RAGE. Warner Brothers, 1972. George C. Scott, Richard Basehart, Martin Sheen, Barnard Hughes, Kenneth Tobey, Robert Walden, Dabbs Greer. Director: George C. Scott.

   Both starring and directed by George S. Scott (his directorial debut), Rage is an uneven thriller about a man at his wits’ end. Scott portrays Dan Logan, a widowed Wyoming rancher raising his young son as best he can. After a night spent outside camping, Logan wakes up to find both his son and his sheep extremely ill. Although the viewer soon learns that Logan’s son was accidentally poisoned by a military chemical weapons project gone wrong, Logan himself is kept in the dark as to what is afflicting his son.

   It seems as though no one can be trusted, a hallmark of the paranoid, political thrillers which were commercially released in the late 1960s and early 1970s. No one except Logan’s personal physician (Richard Basehart) who, truth be told, doesn’t prove particularly useful when Logan needs him the most.

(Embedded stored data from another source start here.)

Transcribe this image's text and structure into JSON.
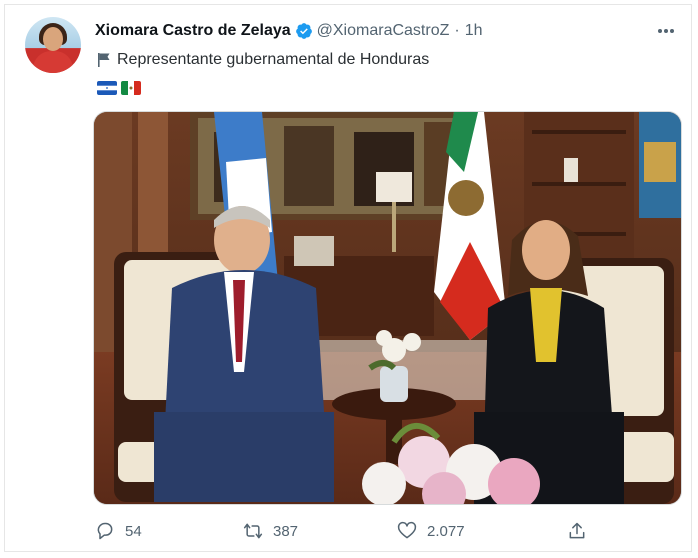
{
  "author": {
    "name": "Xiomara Castro de Zelaya",
    "handle": "@XiomaraCastroZ",
    "separator": "·",
    "time": "1h",
    "bio": "Representante gubernamental de Honduras"
  },
  "flags": [
    "honduras-flag",
    "mexico-flag"
  ],
  "media": {
    "icon": "photo-meeting"
  },
  "stats": {
    "replies": "54",
    "retweets": "387",
    "likes": "2.077"
  },
  "colors": {
    "verified": "#1d9bf0",
    "muted": "#536471",
    "text": "#0f1419"
  }
}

   After Logan learns not only that his son has died, but also that the military and the public health service are doing their best to cover up what transpired, he begins a course of action which is supposed to be the ‘rage’ part of the film. Unfortunately, there’s just not that much rage and, for the most part, Logan ends up targeting people who really didn’t have much directly to do with his son’s death.

   Instead of targeting the hospital staff, including one young physician (Martin Sheen) who repeatedly manipulated him and lied to his face, Logan kills a cat owned by the local public health official, targets the chemical manufacturer for destruction, sets a cop on fire, and shoots an MP at an Army base.

   To be sure, Logan is at war and there are always casualties of war. But the more Logan’s rampage continues, the less sympathetic a character he becomes. Maybe that was the filmmaker’s whole point: that no one is innocent and that righteous rage has the capacity to consume an individual. If that was the case, it just doesn’t gel correctly in this particular movie. Or maybe the film is about the futility of rage in the face of the military-industrial complex.

   When all’s said and done, you might expect that a movie entitled Rage would have just a bit more of it. Scott’s portrayal of Logan is less of a man burning up with rage than a man who, despite being sickened by the same chemical weapon that killed his son, acts rather calmly and methodically. And when it eventually becomes clear how very little revenge ends up being inflicted upon the wrongdoers, it leaves the viewer wondering what the point of the whole proceedings was meant to be.